La nostra analisi della storia delle nove pellicole in corsa per l'Oscar come miglior film e delle ragioni del loro successo fra i membri dell'Academy.

Oscar
Le statuette degli Oscar

Come accade con infallibile puntualità, l'annuncio delle nomination agli Oscar torna a sollevare un'annosa questione: premi e candidature possono essere ritenuti un metro oggettivo di giudizio artistico? Ovviamente no, o almeno solo in parte. Perché gli Oscar, forse più di qualunque riconoscimento cinematografico, sono il prodotto di un gran numero di fattori: alcuni legati al valore di un film, altri invece al suo 'contesto'. E in fondo, gli Oscar servono soprattutto a questo: aiutarci a definire o a ricordare il contesto in cui un film è stato ideato e realizzato, nonché la sua storia, intesa non come intreccio narrativo, ma come genesi, percorso e ricezione dell'opera stessa.

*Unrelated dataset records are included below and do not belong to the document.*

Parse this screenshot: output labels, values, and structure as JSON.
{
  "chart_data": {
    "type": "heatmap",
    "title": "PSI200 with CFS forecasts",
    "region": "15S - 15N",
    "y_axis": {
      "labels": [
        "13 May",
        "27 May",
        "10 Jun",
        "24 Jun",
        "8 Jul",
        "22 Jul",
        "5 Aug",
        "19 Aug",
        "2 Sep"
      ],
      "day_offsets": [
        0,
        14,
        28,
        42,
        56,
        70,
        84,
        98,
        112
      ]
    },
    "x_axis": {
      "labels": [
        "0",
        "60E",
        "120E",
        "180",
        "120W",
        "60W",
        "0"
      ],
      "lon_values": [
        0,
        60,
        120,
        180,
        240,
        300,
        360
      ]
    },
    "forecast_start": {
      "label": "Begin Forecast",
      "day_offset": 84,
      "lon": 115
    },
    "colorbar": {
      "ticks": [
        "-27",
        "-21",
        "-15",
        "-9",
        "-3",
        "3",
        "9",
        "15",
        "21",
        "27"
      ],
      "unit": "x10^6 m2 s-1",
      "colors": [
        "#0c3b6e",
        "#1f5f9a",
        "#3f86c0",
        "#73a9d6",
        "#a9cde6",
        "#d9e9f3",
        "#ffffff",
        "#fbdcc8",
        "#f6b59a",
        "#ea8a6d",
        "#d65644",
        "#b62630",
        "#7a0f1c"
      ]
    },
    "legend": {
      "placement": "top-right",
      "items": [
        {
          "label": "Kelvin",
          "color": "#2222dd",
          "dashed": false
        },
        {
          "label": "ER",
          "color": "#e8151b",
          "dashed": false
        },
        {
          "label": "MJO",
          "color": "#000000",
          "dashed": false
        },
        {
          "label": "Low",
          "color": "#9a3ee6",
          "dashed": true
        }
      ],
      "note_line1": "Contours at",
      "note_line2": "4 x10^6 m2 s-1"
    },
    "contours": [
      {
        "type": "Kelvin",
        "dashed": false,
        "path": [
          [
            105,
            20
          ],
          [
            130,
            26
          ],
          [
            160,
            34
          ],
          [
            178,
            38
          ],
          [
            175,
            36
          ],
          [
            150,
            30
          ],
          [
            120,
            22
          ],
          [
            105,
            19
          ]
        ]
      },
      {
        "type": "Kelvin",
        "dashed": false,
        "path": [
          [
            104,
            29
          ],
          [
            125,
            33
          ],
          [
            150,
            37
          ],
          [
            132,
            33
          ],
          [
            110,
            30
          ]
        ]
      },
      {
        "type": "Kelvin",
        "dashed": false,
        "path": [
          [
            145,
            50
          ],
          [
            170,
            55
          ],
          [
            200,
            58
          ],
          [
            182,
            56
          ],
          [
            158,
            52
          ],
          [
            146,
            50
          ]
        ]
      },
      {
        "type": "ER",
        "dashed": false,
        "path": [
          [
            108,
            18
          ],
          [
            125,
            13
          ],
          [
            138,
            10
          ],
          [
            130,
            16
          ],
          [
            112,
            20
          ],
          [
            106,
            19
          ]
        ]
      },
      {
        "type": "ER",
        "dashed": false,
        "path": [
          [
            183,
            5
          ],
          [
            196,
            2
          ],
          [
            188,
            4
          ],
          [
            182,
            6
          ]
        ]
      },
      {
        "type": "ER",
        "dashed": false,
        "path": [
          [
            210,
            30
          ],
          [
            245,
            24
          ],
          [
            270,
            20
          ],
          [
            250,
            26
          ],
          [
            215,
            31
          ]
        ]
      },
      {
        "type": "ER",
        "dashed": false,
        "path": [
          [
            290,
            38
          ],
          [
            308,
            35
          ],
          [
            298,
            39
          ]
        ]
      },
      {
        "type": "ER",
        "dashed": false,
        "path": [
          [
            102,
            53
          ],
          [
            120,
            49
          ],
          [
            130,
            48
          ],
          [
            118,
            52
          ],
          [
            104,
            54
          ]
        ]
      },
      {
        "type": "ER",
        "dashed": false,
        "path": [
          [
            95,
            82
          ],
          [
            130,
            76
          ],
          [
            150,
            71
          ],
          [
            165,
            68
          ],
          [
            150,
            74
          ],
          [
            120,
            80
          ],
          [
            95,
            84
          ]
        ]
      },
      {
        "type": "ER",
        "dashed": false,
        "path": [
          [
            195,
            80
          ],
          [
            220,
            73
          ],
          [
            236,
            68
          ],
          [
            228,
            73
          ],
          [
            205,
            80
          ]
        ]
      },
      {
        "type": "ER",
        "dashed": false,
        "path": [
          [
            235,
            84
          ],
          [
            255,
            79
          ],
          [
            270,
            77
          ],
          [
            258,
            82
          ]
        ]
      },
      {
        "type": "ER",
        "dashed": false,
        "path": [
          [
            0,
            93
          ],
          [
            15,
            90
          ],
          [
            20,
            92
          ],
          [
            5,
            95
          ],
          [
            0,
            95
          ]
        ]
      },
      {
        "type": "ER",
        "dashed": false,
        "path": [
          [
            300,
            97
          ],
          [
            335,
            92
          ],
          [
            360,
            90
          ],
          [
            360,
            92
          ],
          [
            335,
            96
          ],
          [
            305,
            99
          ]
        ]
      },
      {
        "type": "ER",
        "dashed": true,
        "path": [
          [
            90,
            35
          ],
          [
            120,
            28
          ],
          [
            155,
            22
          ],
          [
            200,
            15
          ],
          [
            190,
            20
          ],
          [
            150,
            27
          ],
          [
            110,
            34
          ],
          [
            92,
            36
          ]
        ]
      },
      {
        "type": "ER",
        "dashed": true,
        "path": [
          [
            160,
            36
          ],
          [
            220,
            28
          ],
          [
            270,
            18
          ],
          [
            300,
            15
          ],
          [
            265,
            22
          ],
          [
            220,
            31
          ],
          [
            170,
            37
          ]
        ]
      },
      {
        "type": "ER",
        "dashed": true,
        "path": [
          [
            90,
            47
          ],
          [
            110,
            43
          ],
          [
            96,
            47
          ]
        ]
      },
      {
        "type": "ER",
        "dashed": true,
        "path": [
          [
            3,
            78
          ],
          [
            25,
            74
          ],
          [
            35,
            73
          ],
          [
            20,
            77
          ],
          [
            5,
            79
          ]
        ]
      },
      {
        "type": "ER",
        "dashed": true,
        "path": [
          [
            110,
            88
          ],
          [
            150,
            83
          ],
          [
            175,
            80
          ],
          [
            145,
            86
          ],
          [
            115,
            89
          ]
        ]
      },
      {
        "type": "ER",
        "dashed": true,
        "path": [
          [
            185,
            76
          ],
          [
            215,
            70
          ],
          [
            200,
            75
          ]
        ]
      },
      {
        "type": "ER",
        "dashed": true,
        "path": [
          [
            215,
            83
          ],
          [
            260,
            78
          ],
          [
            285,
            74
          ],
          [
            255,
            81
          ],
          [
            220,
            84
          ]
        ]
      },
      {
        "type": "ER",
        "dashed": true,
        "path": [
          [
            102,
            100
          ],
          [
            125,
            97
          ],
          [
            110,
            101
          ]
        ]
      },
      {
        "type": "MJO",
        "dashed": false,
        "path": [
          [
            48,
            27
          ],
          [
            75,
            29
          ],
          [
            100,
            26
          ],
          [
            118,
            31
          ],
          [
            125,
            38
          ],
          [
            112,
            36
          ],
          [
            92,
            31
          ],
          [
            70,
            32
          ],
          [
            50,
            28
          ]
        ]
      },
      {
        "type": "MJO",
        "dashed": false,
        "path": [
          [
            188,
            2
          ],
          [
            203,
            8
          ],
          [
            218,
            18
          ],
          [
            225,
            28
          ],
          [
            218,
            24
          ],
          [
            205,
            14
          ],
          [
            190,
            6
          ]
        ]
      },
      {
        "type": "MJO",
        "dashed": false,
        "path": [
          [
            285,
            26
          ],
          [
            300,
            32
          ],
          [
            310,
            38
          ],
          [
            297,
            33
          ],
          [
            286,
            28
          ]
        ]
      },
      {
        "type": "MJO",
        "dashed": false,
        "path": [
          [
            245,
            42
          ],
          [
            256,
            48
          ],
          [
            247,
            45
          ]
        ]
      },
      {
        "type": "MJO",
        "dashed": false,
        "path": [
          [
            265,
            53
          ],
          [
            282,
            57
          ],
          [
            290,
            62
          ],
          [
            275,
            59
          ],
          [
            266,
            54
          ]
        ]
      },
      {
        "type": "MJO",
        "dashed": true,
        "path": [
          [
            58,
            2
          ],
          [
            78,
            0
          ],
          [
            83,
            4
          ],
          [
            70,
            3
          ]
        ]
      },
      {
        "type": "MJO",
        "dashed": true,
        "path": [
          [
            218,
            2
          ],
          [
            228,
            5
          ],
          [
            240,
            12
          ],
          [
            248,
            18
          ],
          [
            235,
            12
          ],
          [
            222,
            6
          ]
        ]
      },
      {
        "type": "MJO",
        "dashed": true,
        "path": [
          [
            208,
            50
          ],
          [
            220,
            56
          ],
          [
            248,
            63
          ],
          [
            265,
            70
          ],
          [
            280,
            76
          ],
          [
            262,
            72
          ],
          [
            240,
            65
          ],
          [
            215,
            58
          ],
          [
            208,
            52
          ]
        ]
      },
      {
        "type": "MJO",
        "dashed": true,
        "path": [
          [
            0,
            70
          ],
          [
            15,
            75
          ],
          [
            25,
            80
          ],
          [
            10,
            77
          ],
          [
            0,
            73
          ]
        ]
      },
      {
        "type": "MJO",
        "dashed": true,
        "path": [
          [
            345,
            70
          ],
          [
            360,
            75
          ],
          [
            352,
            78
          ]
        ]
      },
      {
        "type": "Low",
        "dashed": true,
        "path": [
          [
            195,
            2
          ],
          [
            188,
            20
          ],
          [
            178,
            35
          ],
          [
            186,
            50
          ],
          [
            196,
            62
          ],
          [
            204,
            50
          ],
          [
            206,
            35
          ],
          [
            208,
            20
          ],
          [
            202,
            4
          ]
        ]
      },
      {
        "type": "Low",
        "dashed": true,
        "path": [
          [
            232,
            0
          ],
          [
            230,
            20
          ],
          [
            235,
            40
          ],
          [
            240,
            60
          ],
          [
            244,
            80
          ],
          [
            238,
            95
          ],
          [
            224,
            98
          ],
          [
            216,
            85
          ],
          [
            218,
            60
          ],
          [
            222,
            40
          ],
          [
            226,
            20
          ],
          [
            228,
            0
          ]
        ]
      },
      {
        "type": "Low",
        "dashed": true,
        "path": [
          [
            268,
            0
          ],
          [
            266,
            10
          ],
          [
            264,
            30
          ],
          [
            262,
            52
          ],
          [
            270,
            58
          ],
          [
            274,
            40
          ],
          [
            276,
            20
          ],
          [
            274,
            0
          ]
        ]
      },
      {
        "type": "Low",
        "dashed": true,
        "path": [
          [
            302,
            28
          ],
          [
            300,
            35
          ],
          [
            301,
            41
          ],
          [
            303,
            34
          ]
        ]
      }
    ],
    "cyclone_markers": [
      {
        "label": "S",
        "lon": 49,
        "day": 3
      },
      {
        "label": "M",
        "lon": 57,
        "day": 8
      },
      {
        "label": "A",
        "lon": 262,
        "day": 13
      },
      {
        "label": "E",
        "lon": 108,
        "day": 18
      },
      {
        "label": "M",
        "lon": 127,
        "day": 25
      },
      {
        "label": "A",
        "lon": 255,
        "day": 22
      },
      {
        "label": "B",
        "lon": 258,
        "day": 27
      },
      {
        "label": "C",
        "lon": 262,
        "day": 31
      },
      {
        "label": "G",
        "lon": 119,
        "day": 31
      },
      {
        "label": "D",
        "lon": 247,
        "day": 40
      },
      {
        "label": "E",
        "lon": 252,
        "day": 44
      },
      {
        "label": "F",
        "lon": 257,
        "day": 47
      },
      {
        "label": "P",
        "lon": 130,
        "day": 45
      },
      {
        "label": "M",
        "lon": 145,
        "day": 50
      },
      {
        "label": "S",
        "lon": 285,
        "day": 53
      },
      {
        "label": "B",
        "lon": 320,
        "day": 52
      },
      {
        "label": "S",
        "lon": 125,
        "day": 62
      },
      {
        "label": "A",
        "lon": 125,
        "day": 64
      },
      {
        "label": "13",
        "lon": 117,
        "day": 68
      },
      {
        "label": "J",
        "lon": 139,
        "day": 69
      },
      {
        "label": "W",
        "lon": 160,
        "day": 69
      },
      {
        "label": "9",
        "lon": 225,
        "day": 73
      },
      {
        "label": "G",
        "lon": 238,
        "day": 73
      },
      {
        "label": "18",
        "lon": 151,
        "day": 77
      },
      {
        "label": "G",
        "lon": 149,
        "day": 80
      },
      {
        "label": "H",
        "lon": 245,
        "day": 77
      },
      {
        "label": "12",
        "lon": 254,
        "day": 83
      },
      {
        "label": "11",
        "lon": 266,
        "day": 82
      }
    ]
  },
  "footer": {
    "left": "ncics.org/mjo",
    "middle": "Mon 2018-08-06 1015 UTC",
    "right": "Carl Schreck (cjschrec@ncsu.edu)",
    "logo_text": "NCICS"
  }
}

Analizzare da questo punto di vista i nove candidati all'Oscar come miglior film significa pertanto provare a illustrare i motivi per cui proprio questi nove titoli sono stati selezionati dall'Academy, senza limitarsi alle loro specifiche qualità estetiche; e di conseguenza, tentare di capire come stia cambiando la percezione della settima arte, a Hollywood ma non solo, e quali siano i nuovi equilibri nella dicotomia fra tradizione e modernità. Di seguito, applichiamo dunque a ciascuno dei nove contendenti il medesimo quesito: cosa l'ha portato alla prestigiosa nomination come miglior film?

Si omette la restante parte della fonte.